De achterwand van de Burgerzaal met de medaillons van Wilhelmina en Juliana zoals hij er in 1954 uitzag.
Dat laatste schilderij is nu door de gemeente aangeschaft en wordt over enkele weken onthuld in de trouwzaal. Voor het zover is, moeten er in die trouwzaal nog wel enkele aanpassingen gedaan worden. Het huidige schilderij is zo groot dat twee marmeren medaillons erachter zijn verdwenen. Die worden nu weer zichtbaar omdat het ‘Gezicht op Leiden’, anders dan op bovenstaande fotobewerking, kleiner is dan het huidige schilderij.
Het gaat om beeltenissen van Wilhelmina en Juliana die op 30 april 1951 werden onthuld. Toen ze in 1978 achter het enorme schilderij ‘De Spijziging der verloste Leidenaren’ verdwenen werd besloten om verderop in de Burgerzaal twee koperen afgietsels van de medaillons op te hangen. Die blijven vooralsnog hangen, maar mogelijk verdwijnen ze over enkele jaren alsnog richting Lakenhal.
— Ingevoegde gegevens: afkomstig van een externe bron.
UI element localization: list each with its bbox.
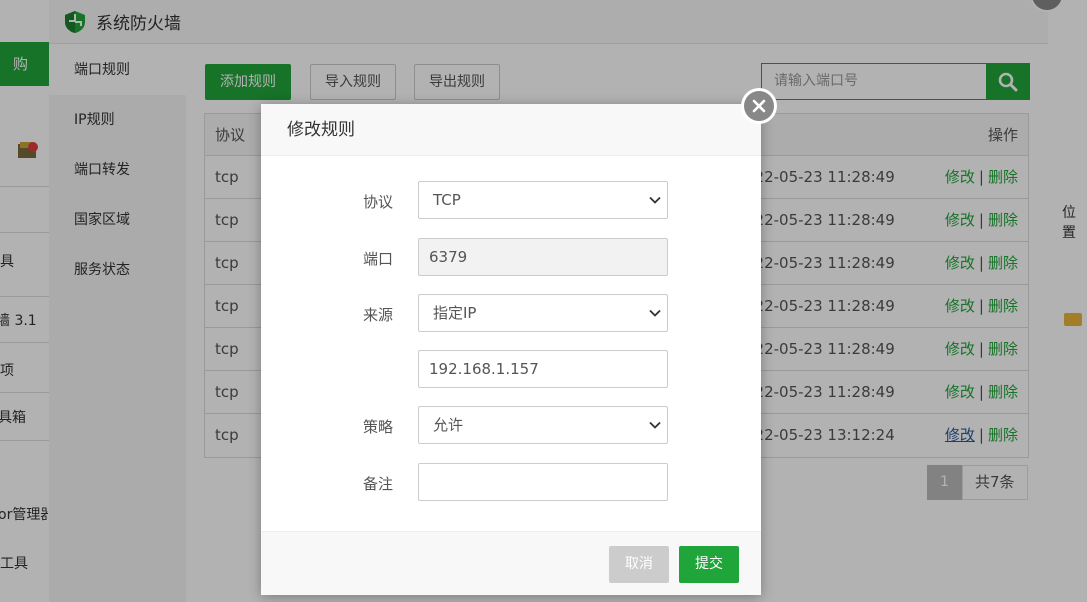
ip-address-field[interactable]: 192.168.1.157 [418,350,668,388]
port-field[interactable]: 6379 [418,238,668,276]
dialog-footer: 取消 提交 [261,531,761,595]
source-select[interactable]: 指定IP [418,294,668,332]
chevron-down-icon [649,196,661,204]
submit-button[interactable]: 提交 [679,546,739,583]
policy-label: 策略 [362,418,393,436]
note-label: 备注 [362,475,393,493]
protocol-select-value: TCP [433,191,461,209]
edit-rule-dialog: 修改规则 协议 TCP 端口 6379 来源 指定IP 192.168.1.15… [261,104,761,595]
policy-select[interactable]: 允许 [418,406,668,444]
source-label: 来源 [362,306,393,324]
ip-address-value: 192.168.1.157 [429,360,539,378]
policy-select-value: 允许 [433,416,464,434]
protocol-label: 协议 [362,193,393,211]
chevron-down-icon [649,421,661,429]
close-icon-wrap [744,91,774,121]
dialog-title: 修改规则 [261,104,761,156]
dialog-close-button[interactable] [741,88,777,124]
port-field-value: 6379 [429,248,468,266]
note-field[interactable] [418,463,668,501]
protocol-select[interactable]: TCP [418,181,668,219]
cancel-button[interactable]: 取消 [609,546,669,583]
port-label: 端口 [362,250,393,268]
close-icon [752,99,766,113]
chevron-down-icon [649,309,661,317]
source-select-value: 指定IP [433,304,477,322]
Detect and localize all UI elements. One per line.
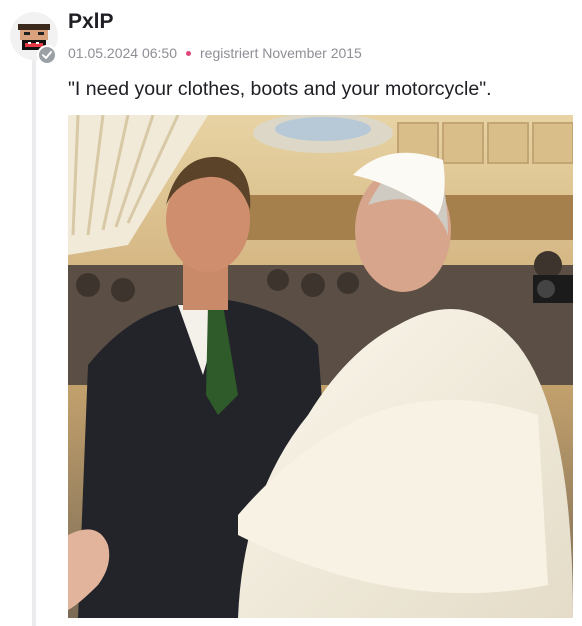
separator-dot xyxy=(186,50,191,56)
check-badge-icon xyxy=(37,45,57,65)
thread-line xyxy=(32,58,36,626)
timestamp[interactable]: 01.05.2024 06:50 xyxy=(68,45,177,61)
registration-date: registriert November 2015 xyxy=(200,45,362,61)
post-image[interactable] xyxy=(68,115,573,618)
username[interactable]: PxlP xyxy=(68,10,114,34)
post-meta: 01.05.2024 06:50 registriert November 20… xyxy=(68,45,362,61)
post-text: "I need your clothes, boots and your mot… xyxy=(68,78,492,100)
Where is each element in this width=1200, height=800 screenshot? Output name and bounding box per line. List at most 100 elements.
Als koning Willem-Alexander vijf jaar op de troon zit krijgt hij ook een medaillon in het Leidse stadhuis en daarvoor moet dan plaats gemaakt worden. Tot die tijd hangen zijn grootmoeder en overgrootmoeder dus dubbel in de zaal.
7 reacties
Medaillons van vorsten in ons stadhuis, mijn inziens buitengewoon verwerpelijk! Waarom hangen we geen medaillons van Johan van Oldenbarnevelt of de gebroeders De Witt, de slachtoffers van die zogenaamde koninklijke familie, op?
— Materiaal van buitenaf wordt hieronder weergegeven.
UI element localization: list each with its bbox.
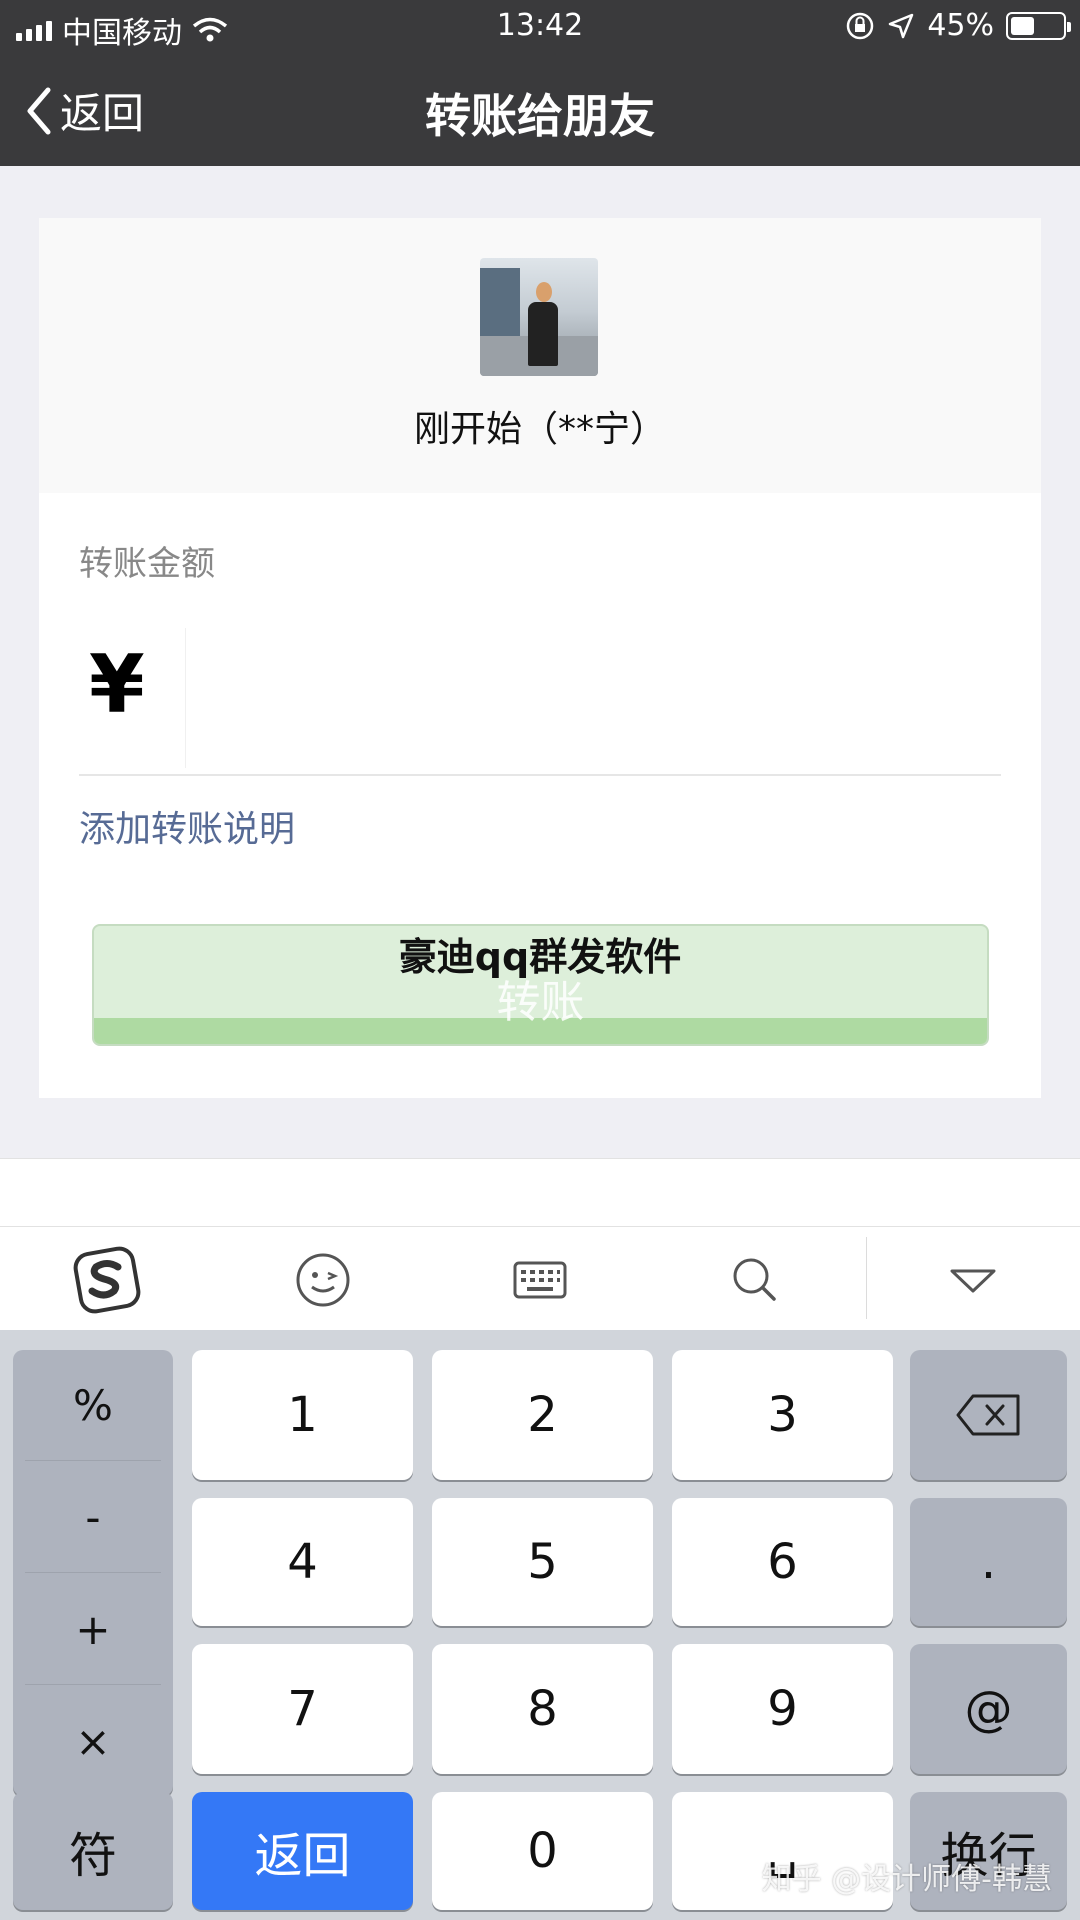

Het gaat om medaillons van twee constitutionele staatshoofden. Johan van Oldenbarnevelt en de gebroeders De Witt waren slechts gewone ambtenaren. Het gaat toch wat ver om van ambtenaren ook medaillons in de openbare ruimte op te hangen.
Gewone ambtenaren? Slachtoffers van de oranjeterreur, zult u bedoelen.
Ons bedrijf heeft ooit een prachtige tableau met troseerloden voor de trouwzaal geschonken, die is mooi foetsie
In het vervolg kijkt elk trouwpaar dus aan tegen een schilderij waarop donkere wolken zich boven hun hoofden samenpakken.
Mooi die foto, lijkt op zeer zwaar weer dus je weet wat je te wachten staat
met je toekomstige partner, lekker positief? ik hoop dat men er een bosje
bloemen bij plaats, om het geheel een beetje op sieren!
Binnenkort is trouwen alleen nog maar mogelijk via de website van de gemeente Leiden. De gemeente gaat namelijk alle persoonlijke diensverlening en ook balies in het stadhuis en stadsbouwhuis afschaffen. “Het is allemaal te duur” aldus een woordvoerder, “personeel kost geld en al die grote projecten zoals parkeergarages, verbouwing en uitbreiding van de Lakenhal, Aalmarkt, popcentrum in het verleden enz. kosten heel ook veel geld geld en de bodem van de schatkist is in zicht.” Een hoge ambtenaar: “Als ze er echt niet uitkomen, moeten mensen hulp zoeken bij familie, vrienden of buren.” De fracties in de gemeenteraad vinden dit een goede ontwikkeling. “Persoonlijke gesprekken, hulpverlening en adviezen en persoonlijke dienstverlening zijn niet meer van deze tijd. Bovendien vinden wij en veel ambtenaren contacten met burgers heel vervelend, want die willen heel vaak wat wij niet willen”, verwoordde een fractievoorzitter de veel gedeelde mening in het stadhuis onder vier ogen, “de burger moet zijn bek houden, opdonderen en doen wat wij willen.”